Faut-il raconter tout ce qui se passe dans un quartier, au risque d'en noircir l'image et de donner de mauvaises idées à ceux qui veulent se faire remarquer ? Manifestement (voir l'article sur la rumeur) les médias dijonnais ont pris le parti de parler le moins possible de ce qui se passe ici.
Je n'ai pas de réponse à cette question. Mais je peux vous dire que, quand vous voyez sous votre fenêtre des voitures qui brûlent (quand ce n'est pas autre chose) et que les journaux n'en parlent pas, vous vous dites :
- Premièrement, que ce qui se passe chez vous n'a pas beaucoup d'importance aux yeux du monde
- Deuxièmement, que ce n'est pas grave du tout, que c'est même tout-à-fait normal.

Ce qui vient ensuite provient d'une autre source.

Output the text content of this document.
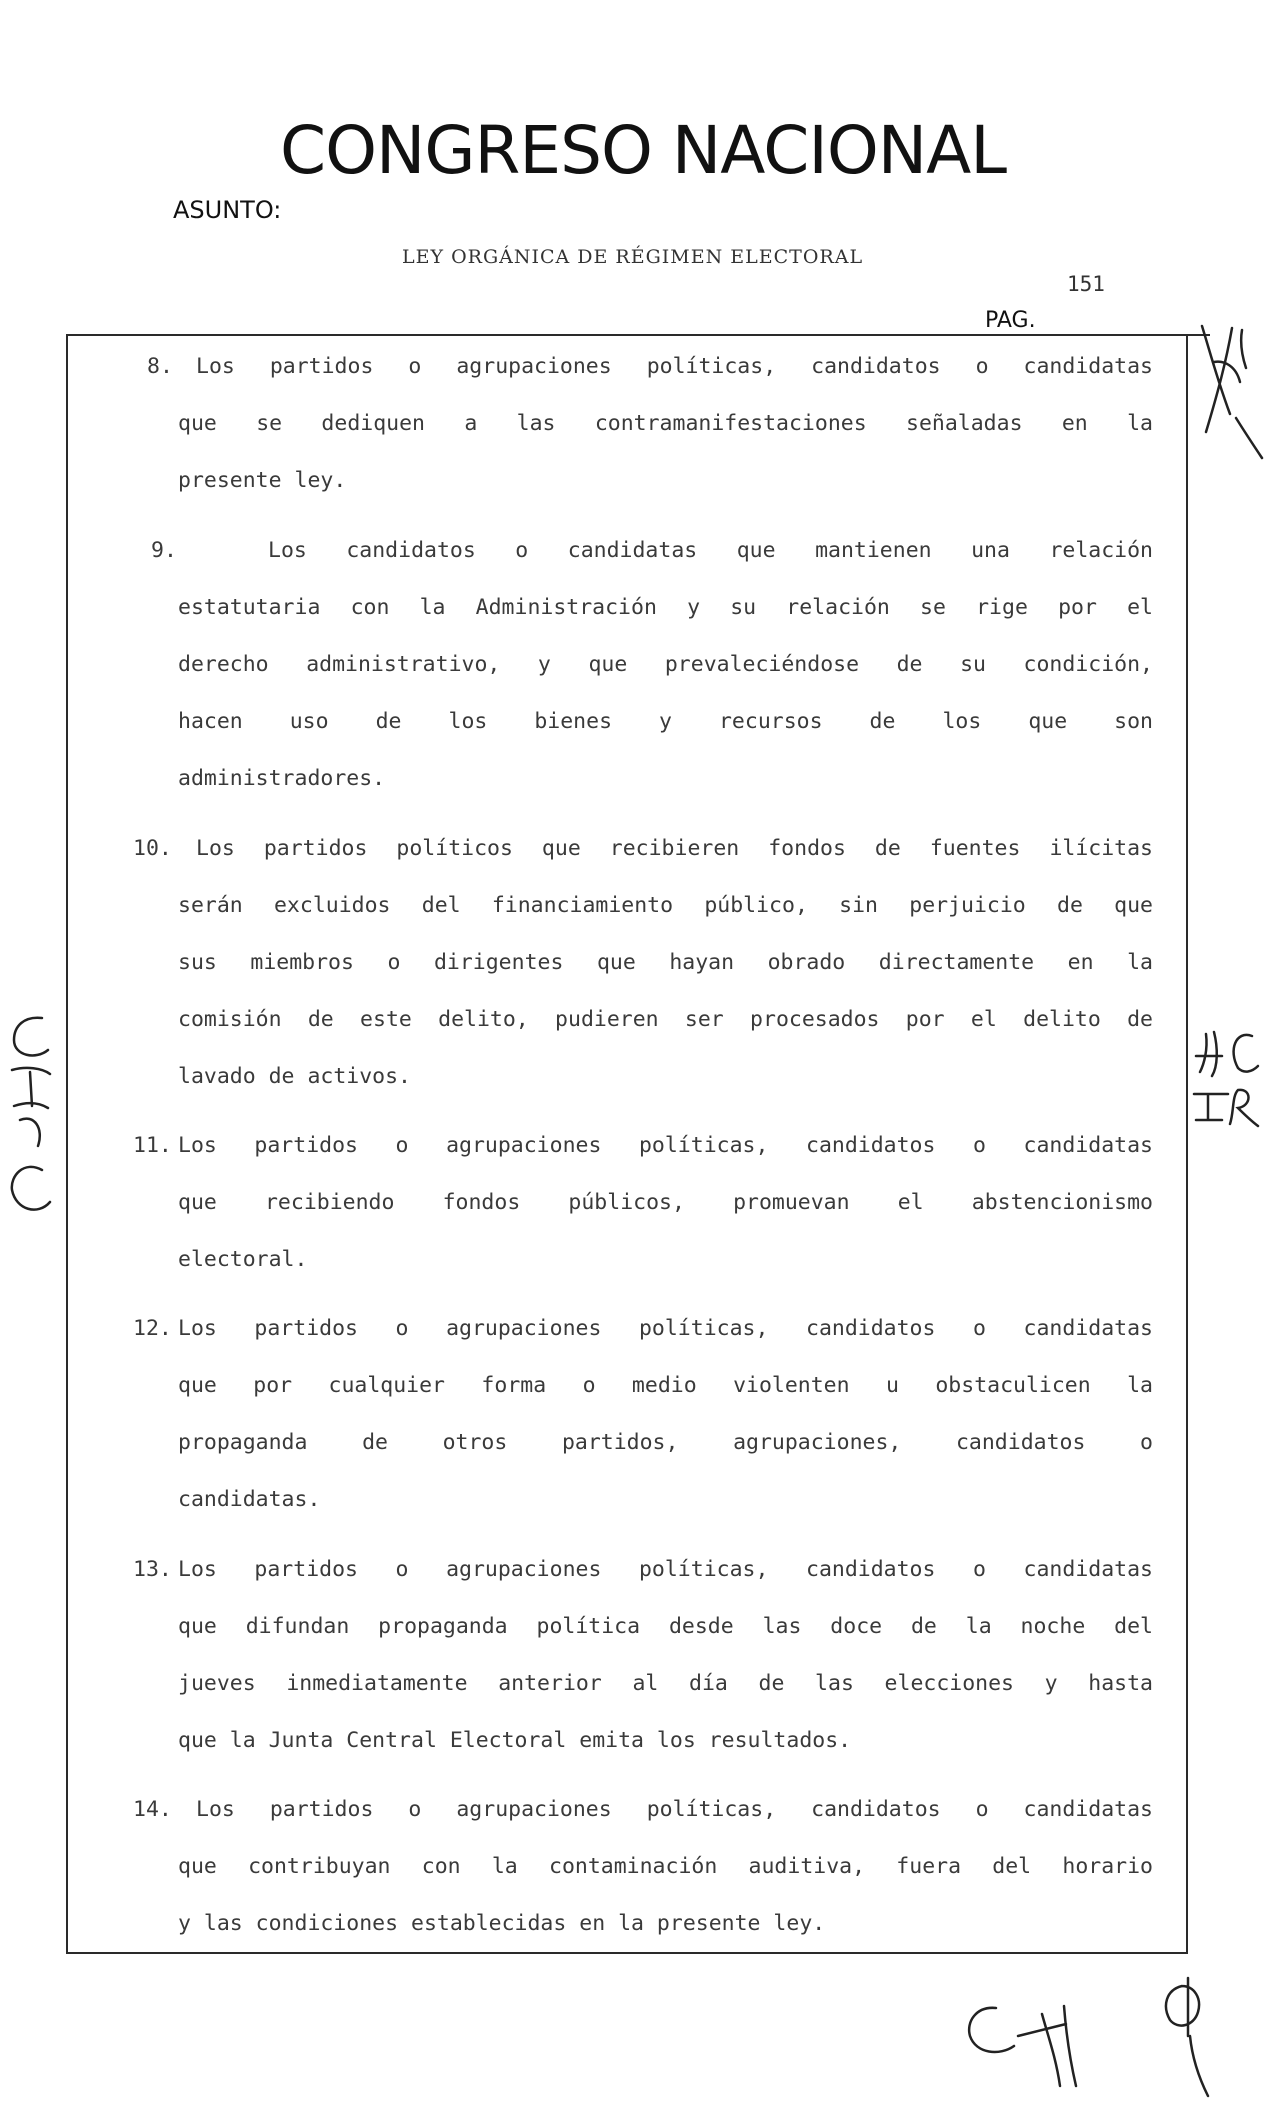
CONGRESO NACIONAL
ASUNTO:
LEY ORGÁNICA DE RÉGIMEN ELECTORAL
151
PAG.
8. Los partidos o agrupaciones políticas, candidatos o candidatas
que se dediquen a las contramanifestaciones señaladas en la
presente ley.
9.	Los candidatos o candidatas que mantienen una relación
estatutaria con la Administración y su relación se rige por el
derecho administrativo, y que prevaleciéndose de su condición,
hacen uso de los bienes y recursos de los que son
administradores.
10. Los partidos políticos que recibieren fondos de fuentes ilícitas
serán excluidos del financiamiento público, sin perjuicio de que
sus miembros o dirigentes que hayan obrado directamente en la
comisión de este delito, pudieren ser procesados por el delito de
lavado de activos.
11. Los partidos o agrupaciones políticas, candidatos o candidatas
que recibiendo fondos públicos, promuevan el abstencionismo
electoral.
12. Los partidos o agrupaciones políticas, candidatos o candidatas
que por cualquier forma o medio violenten u obstaculicen la
propaganda de otros partidos, agrupaciones, candidatos o
candidatas.
13. Los partidos o agrupaciones políticas, candidatos o candidatas
que difundan propaganda política desde las doce de la noche del
jueves inmediatamente anterior al día de las elecciones y hasta
que la Junta Central Electoral emita los resultados.
14. Los partidos o agrupaciones políticas, candidatos o candidatas
que contribuyan con la contaminación auditiva, fuera del horario
y las condiciones establecidas en la presente ley.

Alors, vous renoncez à vous alarmer devant tous ces petits faits qu'ailleurs on trouverait alarmants. Vous n'allez plus porter plainte, ni même signaler le fait aux policiers. Les statistiques officielles s'améliorent. Tout devient donc normal.

dimanche 20 novembre 2005

Voilà, je me lance...
Zut, tout le monde commence son blog comme ça, non ?
Ce qui m'a décidé : les "événements", ces deux ou trois semaines auxquelles on n'a pas réussi à donner un nom, sans trop savoir s'il s'agissait d'une révolte des Cités, d'une insurrection de la racaille, d'une guerre civile ou d'un guerre des gangs entre trafiquants.
Mon idée : au jour le jour, vous raconter ce que je vois de la fenêtre de mon presbytère, ce que j'entends dans la rue et chez les commerçants, bref la vie de ce quartier des Grésilles qui fait si peur à beaucoup de gens à Dijon mais dans lequel il ferait si bon vivre s'il n'y avait pas... tout ce qui ne va pas, justement.
Je tâcherai aussi d'y installer quelques photos pour agrémenter ton ordinaire, ami lecteur.